Limitations & Future Work

  • White-box assumption: VSS requires reading internal attention weights, making it a white-box attack not directly applicable to closed-source API models.
  • Limited evaluation scale: Evaluation was conducted on 50 AdvBench prompts; although GPT-4 and manual review were used, broader prompt coverage and consistency in adjudication could be improved.
  • Empirical hyperparameters: The choice of upper layers \(L_{UH}\) and temperature \(T\) is based on empirical observation and lacks systematic ablation across diverse architectures (e.g., MoE, long-context).
  • Double-edged sword: While it serves as a red-teaming tool to expose suffix-only defense blind spots, it also warns defenders to expand detection from the suffix to full-prompt scanning.
  • vs. GCG: GCG fixes adversarial tokens at the suffix; SlotGCG adds position search beforehand to disperse tokens into high-VSS slots—essentially, "GCG was using the wrong positions."
  • vs. AttnGCG: AttnGCG also uses attention but to guide the direction of token optimization; SlotGCG uses attention (VSS) to select insertion positions. These are orthogonal; combining them raised AttnGCG's average ASR from 61.7% to 86.3%, the largest gain among all baselines.
  • vs.

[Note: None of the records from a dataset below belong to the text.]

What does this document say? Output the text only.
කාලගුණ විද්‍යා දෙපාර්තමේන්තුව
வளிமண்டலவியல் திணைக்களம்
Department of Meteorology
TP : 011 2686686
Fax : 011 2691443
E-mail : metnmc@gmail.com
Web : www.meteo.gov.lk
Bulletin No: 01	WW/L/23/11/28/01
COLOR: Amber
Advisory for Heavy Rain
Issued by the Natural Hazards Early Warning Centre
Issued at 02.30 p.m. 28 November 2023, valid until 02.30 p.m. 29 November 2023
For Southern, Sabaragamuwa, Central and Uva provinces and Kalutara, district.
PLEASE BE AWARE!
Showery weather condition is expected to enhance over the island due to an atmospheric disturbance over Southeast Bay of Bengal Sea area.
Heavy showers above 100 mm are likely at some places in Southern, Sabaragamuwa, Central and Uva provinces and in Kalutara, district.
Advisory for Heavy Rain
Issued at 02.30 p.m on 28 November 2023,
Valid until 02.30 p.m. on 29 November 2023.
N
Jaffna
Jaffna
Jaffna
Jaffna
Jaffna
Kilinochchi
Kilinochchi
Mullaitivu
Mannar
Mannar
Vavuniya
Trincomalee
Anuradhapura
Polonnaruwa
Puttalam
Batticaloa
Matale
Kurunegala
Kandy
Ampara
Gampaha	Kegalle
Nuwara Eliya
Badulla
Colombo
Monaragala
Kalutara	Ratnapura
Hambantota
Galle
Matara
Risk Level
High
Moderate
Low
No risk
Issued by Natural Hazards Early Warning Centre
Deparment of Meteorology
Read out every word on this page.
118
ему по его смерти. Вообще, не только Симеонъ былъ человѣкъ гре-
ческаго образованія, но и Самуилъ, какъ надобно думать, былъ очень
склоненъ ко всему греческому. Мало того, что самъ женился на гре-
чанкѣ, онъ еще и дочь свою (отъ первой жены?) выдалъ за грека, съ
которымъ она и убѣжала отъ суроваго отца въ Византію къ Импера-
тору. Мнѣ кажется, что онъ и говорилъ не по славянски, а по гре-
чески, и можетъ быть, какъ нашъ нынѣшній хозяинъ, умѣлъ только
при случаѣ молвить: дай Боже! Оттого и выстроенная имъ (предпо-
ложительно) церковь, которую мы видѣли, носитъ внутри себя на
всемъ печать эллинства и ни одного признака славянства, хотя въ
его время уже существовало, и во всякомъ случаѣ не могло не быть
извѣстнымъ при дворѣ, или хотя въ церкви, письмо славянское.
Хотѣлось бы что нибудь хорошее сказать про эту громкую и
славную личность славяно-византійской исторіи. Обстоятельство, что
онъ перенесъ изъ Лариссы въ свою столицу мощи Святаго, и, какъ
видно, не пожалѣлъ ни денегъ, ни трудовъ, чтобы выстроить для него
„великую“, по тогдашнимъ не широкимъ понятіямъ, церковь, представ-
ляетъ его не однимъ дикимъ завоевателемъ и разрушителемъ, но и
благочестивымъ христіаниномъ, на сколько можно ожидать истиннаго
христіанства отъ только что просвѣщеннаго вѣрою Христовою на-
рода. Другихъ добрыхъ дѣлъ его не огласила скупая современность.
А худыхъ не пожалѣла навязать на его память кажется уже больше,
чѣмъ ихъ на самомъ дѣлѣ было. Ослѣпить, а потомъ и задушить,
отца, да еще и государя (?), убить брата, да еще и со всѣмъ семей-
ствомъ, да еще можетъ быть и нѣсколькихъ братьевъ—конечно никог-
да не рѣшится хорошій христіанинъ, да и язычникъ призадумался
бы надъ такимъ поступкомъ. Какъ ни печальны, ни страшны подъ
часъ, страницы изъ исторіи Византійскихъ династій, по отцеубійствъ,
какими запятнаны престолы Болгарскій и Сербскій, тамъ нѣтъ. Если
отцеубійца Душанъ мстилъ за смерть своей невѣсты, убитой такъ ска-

Suffix Defenses (Erase-and-Check / SmoothLLM): These defenses assume adversarial tokens are concentrated at the suffix; SlotGCG's dispersion bypasses this premise, suggesting defenses must shift toward position-agnostic detection across the entire prompt.

Rating

  • Novelty: ⭐⭐⭐⭐⭐ First to systematically formalize "insertion position" with an attention-driven VSS, exposing the fundamental flaw of suffix-only approaches.
  • Experimental Thoroughness: ⭐⭐⭐⭐ Covers 6 models and 5 attacks plus multiple defenses, though limited to 50 prompts under white-box settings.
  • Writing Quality: ⭐⭐⭐⭐⭐ Extremely clear logic, deriving the method through three key findings.
  • Value: ⭐⭐⭐⭐⭐ Plug-and-play with 200ms overhead; universal for GCG-style attacks and highly instructive for both red-teaming and defense design.